Indra mengangguk puas dan memegang bahu juniornya dengan erat, sebuah isyarat penghormatan yang hanya mereka pahami dari hari-hari di militer.
"Kau teman yang baik," kata Indra. "Aku berhutang padamu."
Juniornya tersenyum, lalu memasukkan permintaan pribadi yang sangat penting baginya.
"Senior, sebagai imbalannya, kau harus membantuku," pinta pria itu.
"Kau harus bernegosiasi kepada Araya agar tidak mengganggu balapanku di akhir pekan. Aku sudah mengubah jadwalnya ke waktu di mana jalanan benar-benar sepi. Itu adalah malam yang sempurna, dan aku tidak ingin dia mengirim timnya," katanya, nadanya seperti seorang anak kecil yang meminta sesuatu.

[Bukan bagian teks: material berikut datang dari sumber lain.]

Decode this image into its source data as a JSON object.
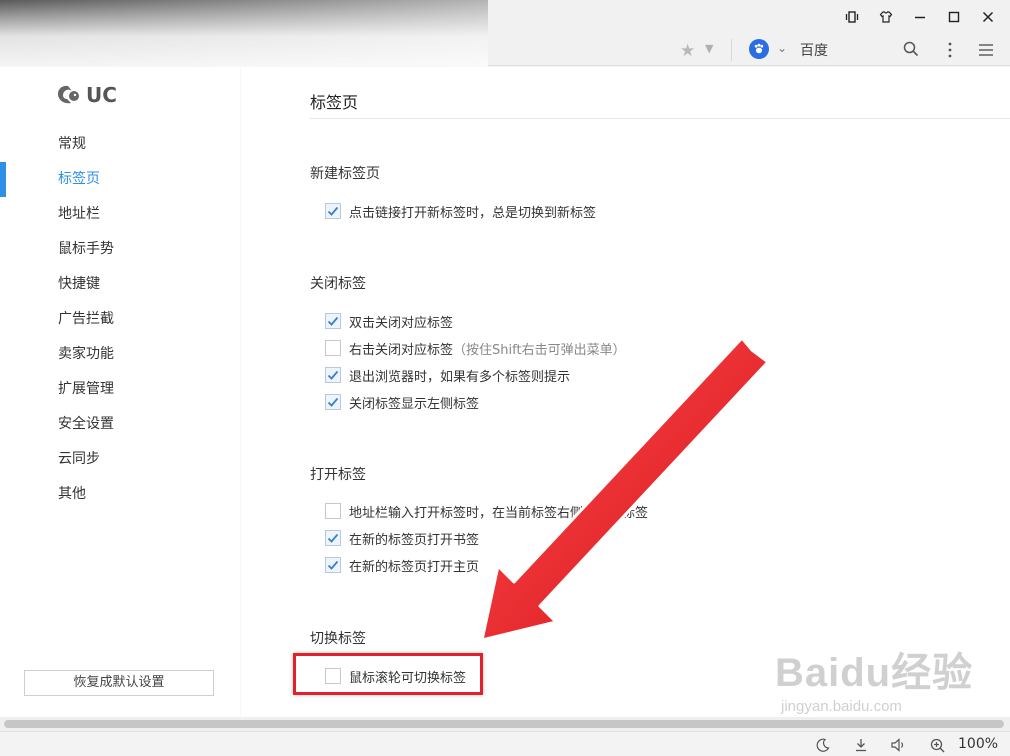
{
  "browser": {
    "search_engine": "百度",
    "zoom": "100%"
  },
  "sidebar": {
    "logo_text": "UC",
    "items": [
      {
        "label": "常规",
        "active": false
      },
      {
        "label": "标签页",
        "active": true
      },
      {
        "label": "地址栏",
        "active": false
      },
      {
        "label": "鼠标手势",
        "active": false
      },
      {
        "label": "快捷键",
        "active": false
      },
      {
        "label": "广告拦截",
        "active": false
      },
      {
        "label": "卖家功能",
        "active": false
      },
      {
        "label": "扩展管理",
        "active": false
      },
      {
        "label": "安全设置",
        "active": false
      },
      {
        "label": "云同步",
        "active": false
      },
      {
        "label": "其他",
        "active": false
      }
    ],
    "reset_label": "恢复成默认设置"
  },
  "content": {
    "page_title": "标签页",
    "sections": [
      {
        "title": "新建标签页",
        "options": [
          {
            "label": "点击链接打开新标签时，总是切换到新标签",
            "hint": "",
            "checked": true
          }
        ]
      },
      {
        "title": "关闭标签",
        "options": [
          {
            "label": "双击关闭对应标签",
            "hint": "",
            "checked": true
          },
          {
            "label": "右击关闭对应标签",
            "hint": "（按住Shift右击可弹出菜单）",
            "checked": false
          },
          {
            "label": "退出浏览器时，如果有多个标签则提示",
            "hint": "",
            "checked": true
          },
          {
            "label": "关闭标签显示左侧标签",
            "hint": "",
            "checked": true
          }
        ]
      },
      {
        "title": "打开标签",
        "options": [
          {
            "label": "地址栏输入打开标签时，在当前标签右侧打开新标签",
            "hint": "",
            "checked": false
          },
          {
            "label": "在新的标签页打开书签",
            "hint": "",
            "checked": true
          },
          {
            "label": "在新的标签页打开主页",
            "hint": "",
            "checked": true
          }
        ]
      },
      {
        "title": "切换标签",
        "options": [
          {
            "label": "鼠标滚轮可切换标签",
            "hint": "",
            "checked": false
          }
        ]
      }
    ]
  },
  "annotation": {
    "color": "#e3212a"
  },
  "watermark": {
    "brand": "Baidu经验",
    "url": "jingyan.baidu.com"
  }
}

Juniornya seperti mengadu kepada kakaknya, berbicara kepada ibu mereka (merujuk pada Araya).
"Kau tahu bagaimana Araya-san. Dia tidak akan pernah mengizinkannya."
Indra terkekeh pelan. "Aku akan mencobanya. Tapi kau harus pastikan tidak ada insiden. Tidak ada korban, dan tidak ada kerusakan. Aku tidak bisa menjanjikan apa-apa, tapi aku akan menyampaikan pesan mu."
Indra kini memiliki lokasi Haruna dan aliansi yang kuat. Ia segera masuk ke mobilnya, meninggalkan arena balap liar untuk kembali ke markas yaitu rumah Akari.